Large-scale moisture budget and land-atmosphere coupling over US Southern Great Plains

 
Poster PDF

Authors

Cheng Tao — Lawrence Livermore National Laboratory
Yunyan Zhang — Lawrence Livermore National Laboratory

Category

Boundary layer structure, including land-atmosphere interactions and turbulence

Description

Synoptic weather variability and long-term regional climate are significantly influenced by the interactive processes between land surface and the overlying atmospheric boundary layer (PBL) and clouds. While model simulations showed a strong land-atmosphere (L-A) coupling strength at the Atmospheric Radiation Measurement (ARM) Southern Great Plains (SGP) site, a relatively weak signal is found in observational studies. In the first part of the study, the large-scale atmospheric moisture budget and the L-A coupling at the ARM SGP is examined based on 10-yr warm-season observations.

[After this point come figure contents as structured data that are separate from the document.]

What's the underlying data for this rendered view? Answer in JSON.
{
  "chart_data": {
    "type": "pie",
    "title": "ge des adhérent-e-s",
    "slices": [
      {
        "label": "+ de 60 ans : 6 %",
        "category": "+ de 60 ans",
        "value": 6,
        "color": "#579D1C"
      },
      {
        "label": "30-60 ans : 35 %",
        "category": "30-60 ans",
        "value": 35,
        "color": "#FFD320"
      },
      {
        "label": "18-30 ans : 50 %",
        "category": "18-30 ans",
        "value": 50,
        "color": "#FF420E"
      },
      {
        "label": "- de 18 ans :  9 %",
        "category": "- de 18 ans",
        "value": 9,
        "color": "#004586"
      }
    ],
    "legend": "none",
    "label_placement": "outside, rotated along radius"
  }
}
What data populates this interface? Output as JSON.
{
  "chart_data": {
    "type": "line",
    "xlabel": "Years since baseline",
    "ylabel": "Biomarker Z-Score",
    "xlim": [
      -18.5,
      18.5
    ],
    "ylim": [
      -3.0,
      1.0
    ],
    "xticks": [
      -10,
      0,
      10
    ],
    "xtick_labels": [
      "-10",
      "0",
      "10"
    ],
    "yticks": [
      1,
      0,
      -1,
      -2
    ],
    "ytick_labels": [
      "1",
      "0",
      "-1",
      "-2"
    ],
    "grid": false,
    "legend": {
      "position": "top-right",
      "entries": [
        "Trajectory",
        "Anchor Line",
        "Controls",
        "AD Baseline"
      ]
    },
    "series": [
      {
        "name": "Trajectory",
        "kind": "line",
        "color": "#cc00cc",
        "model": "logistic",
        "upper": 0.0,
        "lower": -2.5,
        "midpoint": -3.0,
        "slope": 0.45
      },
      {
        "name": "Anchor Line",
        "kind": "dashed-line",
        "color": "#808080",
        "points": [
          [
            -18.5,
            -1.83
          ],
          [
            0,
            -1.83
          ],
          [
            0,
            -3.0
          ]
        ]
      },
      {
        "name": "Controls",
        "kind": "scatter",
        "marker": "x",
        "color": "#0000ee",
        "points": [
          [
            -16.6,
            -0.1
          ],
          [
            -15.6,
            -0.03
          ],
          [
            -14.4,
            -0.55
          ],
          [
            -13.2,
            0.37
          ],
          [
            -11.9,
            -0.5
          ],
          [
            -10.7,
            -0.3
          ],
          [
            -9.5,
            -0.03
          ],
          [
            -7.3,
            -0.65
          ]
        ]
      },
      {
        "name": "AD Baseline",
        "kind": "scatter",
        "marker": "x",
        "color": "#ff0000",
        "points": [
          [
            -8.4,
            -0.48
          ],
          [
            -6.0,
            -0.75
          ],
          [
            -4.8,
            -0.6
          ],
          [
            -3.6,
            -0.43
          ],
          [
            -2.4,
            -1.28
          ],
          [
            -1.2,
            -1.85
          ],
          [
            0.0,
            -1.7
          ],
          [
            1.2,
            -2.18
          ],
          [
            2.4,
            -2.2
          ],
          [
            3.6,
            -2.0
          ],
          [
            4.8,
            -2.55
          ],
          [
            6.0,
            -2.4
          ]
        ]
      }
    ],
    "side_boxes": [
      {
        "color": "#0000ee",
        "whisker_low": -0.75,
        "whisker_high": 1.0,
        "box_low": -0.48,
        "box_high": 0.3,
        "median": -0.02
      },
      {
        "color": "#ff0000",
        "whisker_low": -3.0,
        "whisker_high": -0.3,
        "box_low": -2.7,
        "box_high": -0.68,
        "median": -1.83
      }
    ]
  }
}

The moisture budget components are computed from ARM continuous forcing data (Xie et al. 2004) and the L-A coupling strength is quantified by linear correlation coefficient between selected pairs of land surface and atmosphere variables within the ‘LoCo Process Chain’ (Santanello et al. 2018). Overall, the result suggests a relatively more important role of surface evaporation on local convective events. The land surface control on the evolution of PBL is dependent on the leaf area index (LAI). With respect to various land covers, afternoon precipitation in grassland areas initiates earlier with larger evaporative fraction while regions covered by forest exhibits a much higher cloud fraction on fair-weather shallow cumulus regime (ShCu). The performance of reanalysis (NARR [North American Regional Reanalysis]) and model simulations (CAPT [cloud-associated parameterizations testbed], RRM [regional-refined model]) is evaluated in the second part, with a focus on the L-A coupling in clear-sky, ShCu, and late-afternoon deep convection regime (Zhang and Klein, 2010). Cases of reanalysis and model simulations are classified into ‘correct’ and ‘wrong’ cases depending on whether it successfully categorizes the day into the same convective regime as identified by ARM observations. Through investigation of the statistical characteristics of ‘correct’ and ‘wrong’ model behaviors, we aim to make diagnosis on model deficiencies and attribute model biases to parameterized processes. This work is performed under the auspices of the U.S. Department of Energy by Lawrence Livermore National Laboratory under Contract DE-AC52-07NA27344. LLNL-ABS-767929.